Students in the comparison classes received their regular whole-class reading instruction. Nearly two-thirds of teachers used the school district’s formally adopted text: the Harcourt-Brace Treasury of Literature: First Street Collection for Kindergarten. A majority of the teachers used First Street’s Big Books, and about half of the teachers reported using High Hat. A majority of comparison teachers taught alphabet letter naming.

Outcome descriptions

For both pretest and posttest, the authors administered two subtests of the Woodcock Reading Mastery test (Word Identification and Word Attack), a rapid letter sound test, and a segmentation task.

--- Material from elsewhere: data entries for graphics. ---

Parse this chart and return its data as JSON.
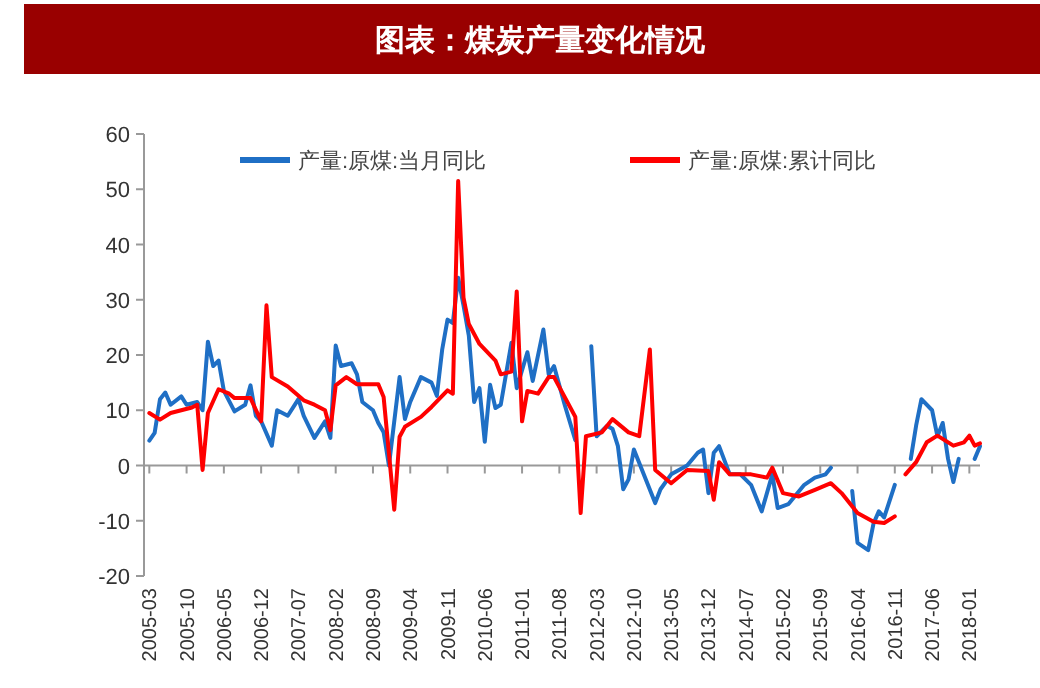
{
  "chart_data": {
    "type": "line",
    "title": "图表：煤炭产量变化情况",
    "xlim": [
      "2005-02",
      "2018-03"
    ],
    "ylim": [
      -20,
      60
    ],
    "yticks": [
      -20,
      -10,
      0,
      10,
      20,
      30,
      40,
      50,
      60
    ],
    "xticks": [
      "2005-03",
      "2005-10",
      "2006-05",
      "2006-12",
      "2007-07",
      "2008-02",
      "2008-09",
      "2009-04",
      "2009-11",
      "2010-06",
      "2011-01",
      "2011-08",
      "2012-03",
      "2012-10",
      "2013-05",
      "2013-12",
      "2014-07",
      "2015-02",
      "2015-09",
      "2016-04",
      "2016-11",
      "2017-06",
      "2018-01"
    ],
    "legend": "top",
    "series": [
      {
        "name": "产量:原煤:当月同比",
        "color": "#1f6fc5",
        "x": [
          "2005-03",
          "2005-04",
          "2005-05",
          "2005-06",
          "2005-07",
          "2005-09",
          "2005-10",
          "2005-12",
          "2006-01",
          "2006-02",
          "2006-03",
          "2006-04",
          "2006-05",
          "2006-07",
          "2006-09",
          "2006-10",
          "2006-11",
          "2006-12",
          "2007-02",
          "2007-03",
          "2007-05",
          "2007-07",
          "2007-08",
          "2007-10",
          "2007-12",
          "2008-01",
          "2008-02",
          "2008-03",
          "2008-05",
          "2008-06",
          "2008-07",
          "2008-09",
          "2008-10",
          "2008-11",
          "2008-12",
          "2009-02",
          "2009-03",
          "2009-04",
          "2009-06",
          "2009-08",
          "2009-09",
          "2009-10",
          "2009-11",
          "2009-12",
          "2010-01",
          "2010-02",
          "2010-03",
          "2010-04",
          "2010-05",
          "2010-06",
          "2010-07",
          "2010-08",
          "2010-09",
          "2010-11",
          "2010-12",
          "2011-02",
          "2011-03",
          "2011-05",
          "2011-06",
          "2011-07",
          "2011-09",
          "2011-11",
          "2012-01",
          "2012-02",
          "2012-03",
          "2012-05",
          "2012-06",
          "2012-07",
          "2012-08",
          "2012-09",
          "2012-10",
          "2013-02",
          "2013-03",
          "2013-05",
          "2013-08",
          "2013-10",
          "2013-11",
          "2013-12",
          "2014-01",
          "2014-02",
          "2014-04",
          "2014-06",
          "2014-08",
          "2014-10",
          "2014-12",
          "2015-01",
          "2015-03",
          "2015-06",
          "2015-08",
          "2015-10",
          "2015-11",
          "2016-01",
          "2016-03",
          "2016-04",
          "2016-06",
          "2016-07",
          "2016-08",
          "2016-09",
          "2016-11",
          "2016-12",
          "2017-02",
          "2017-03",
          "2017-04",
          "2017-06",
          "2017-07",
          "2017-08",
          "2017-09",
          "2017-10",
          "2017-11",
          "2017-12",
          "2018-02",
          "2018-03"
        ],
        "values": [
          4.5,
          5.9,
          12,
          13.2,
          11,
          12.5,
          11,
          11.5,
          10,
          22.4,
          18,
          19,
          13.5,
          9.8,
          11,
          14.5,
          9,
          8,
          3.6,
          10,
          9,
          12,
          9,
          5,
          8,
          5,
          21.7,
          18,
          18.5,
          16.5,
          11.5,
          10,
          7.7,
          6,
          0,
          16,
          8.4,
          11.5,
          16,
          15,
          12.6,
          21,
          26.4,
          25.8,
          34,
          29,
          23.5,
          11.5,
          14,
          4.3,
          14.6,
          10.4,
          11,
          22.2,
          14,
          20.5,
          15.3,
          24.6,
          16.5,
          18,
          11,
          4.6,
          null,
          21.6,
          5.3,
          7.2,
          6.6,
          3.5,
          -4.3,
          -2.5,
          2.9,
          -6.8,
          -4.3,
          -1.6,
          0,
          2.3,
          2.9,
          -5,
          2.3,
          3.5,
          -1.6,
          -1.6,
          -3.5,
          -8.3,
          -1.6,
          -7.7,
          -7,
          -3.5,
          -2.2,
          -1.6,
          -0.4,
          null,
          -4.6,
          -14,
          -15.3,
          -10.5,
          -8.3,
          -9.4,
          -3.5,
          null,
          1.2,
          7.2,
          12,
          10,
          5.3,
          7.7,
          1.2,
          -3,
          1.2,
          null,
          1.2,
          3.5
        ]
      },
      {
        "name": "产量:原煤:累计同比",
        "color": "#ff0000",
        "x": [
          "2005-03",
          "2005-05",
          "2005-07",
          "2005-11",
          "2005-12",
          "2006-01",
          "2006-02",
          "2006-04",
          "2006-06",
          "2006-07",
          "2006-10",
          "2006-12",
          "2007-01",
          "2007-02",
          "2007-05",
          "2007-08",
          "2007-10",
          "2007-12",
          "2008-01",
          "2008-02",
          "2008-04",
          "2008-06",
          "2008-10",
          "2008-11",
          "2009-01",
          "2009-02",
          "2009-03",
          "2009-06",
          "2009-08",
          "2009-11",
          "2009-12",
          "2010-01",
          "2010-02",
          "2010-03",
          "2010-05",
          "2010-08",
          "2010-09",
          "2010-11",
          "2010-12",
          "2011-01",
          "2011-02",
          "2011-04",
          "2011-06",
          "2011-07",
          "2011-09",
          "2011-11",
          "2011-12",
          "2012-01",
          "2012-04",
          "2012-06",
          "2012-09",
          "2012-11",
          "2013-01",
          "2013-02",
          "2013-05",
          "2013-08",
          "2013-12",
          "2014-01",
          "2014-02",
          "2014-04",
          "2014-08",
          "2014-11",
          "2014-12",
          "2015-02",
          "2015-05",
          "2015-08",
          "2015-11",
          "2016-01",
          "2016-04",
          "2016-07",
          "2016-09",
          "2016-11",
          "2016-12",
          "2017-01",
          "2017-03",
          "2017-05",
          "2017-07",
          "2017-10",
          "2017-12",
          "2018-01",
          "2018-02",
          "2018-03"
        ],
        "values": [
          9.5,
          8.3,
          9.5,
          10.5,
          11,
          -0.8,
          9.5,
          13.8,
          13,
          12.2,
          12.2,
          8,
          29,
          16,
          14.3,
          11.8,
          11,
          10,
          6.4,
          14.5,
          16,
          14.7,
          14.7,
          12.4,
          -8,
          5.2,
          7,
          8.8,
          10.6,
          13.6,
          13,
          51.5,
          30.4,
          25.6,
          22,
          19,
          16.5,
          17,
          31.5,
          8,
          13.5,
          13,
          16,
          16,
          12.4,
          8.8,
          -8.6,
          5.3,
          6,
          8.4,
          6,
          5.3,
          21,
          -0.8,
          -3.2,
          -0.8,
          -1,
          -6.2,
          0.6,
          -1.6,
          -1.6,
          -2.2,
          -0.4,
          -5,
          -5.6,
          -4.4,
          -3.2,
          -5,
          -8.6,
          -10.2,
          -10.4,
          -9.2,
          null,
          -1.6,
          0.6,
          4.2,
          5.4,
          3.6,
          4.2,
          5.4,
          3.6,
          4
        ]
      }
    ]
  }
}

At posttest, the authors also administered a blending task. All these tests were also used during follow-up testing which occurred in the fall of first grade. The Spelling subtest of the Wechsler Individual Achievement test was also used in the study but is not included because it is outside the scope of this Beginning Reading review. (See Appendix A2.1–2.3 for more detailed descriptions of outcome measures.)

Support for implementation

Intervention teachers attended a full-day workshop that included discussion of phonological awareness tasks and description of the 15 Ladders to Literacy activities that teachers were asked to implement. Ladders to Literacy and PALS teachers attended an additional half-day workshop to prepare their students in PALS.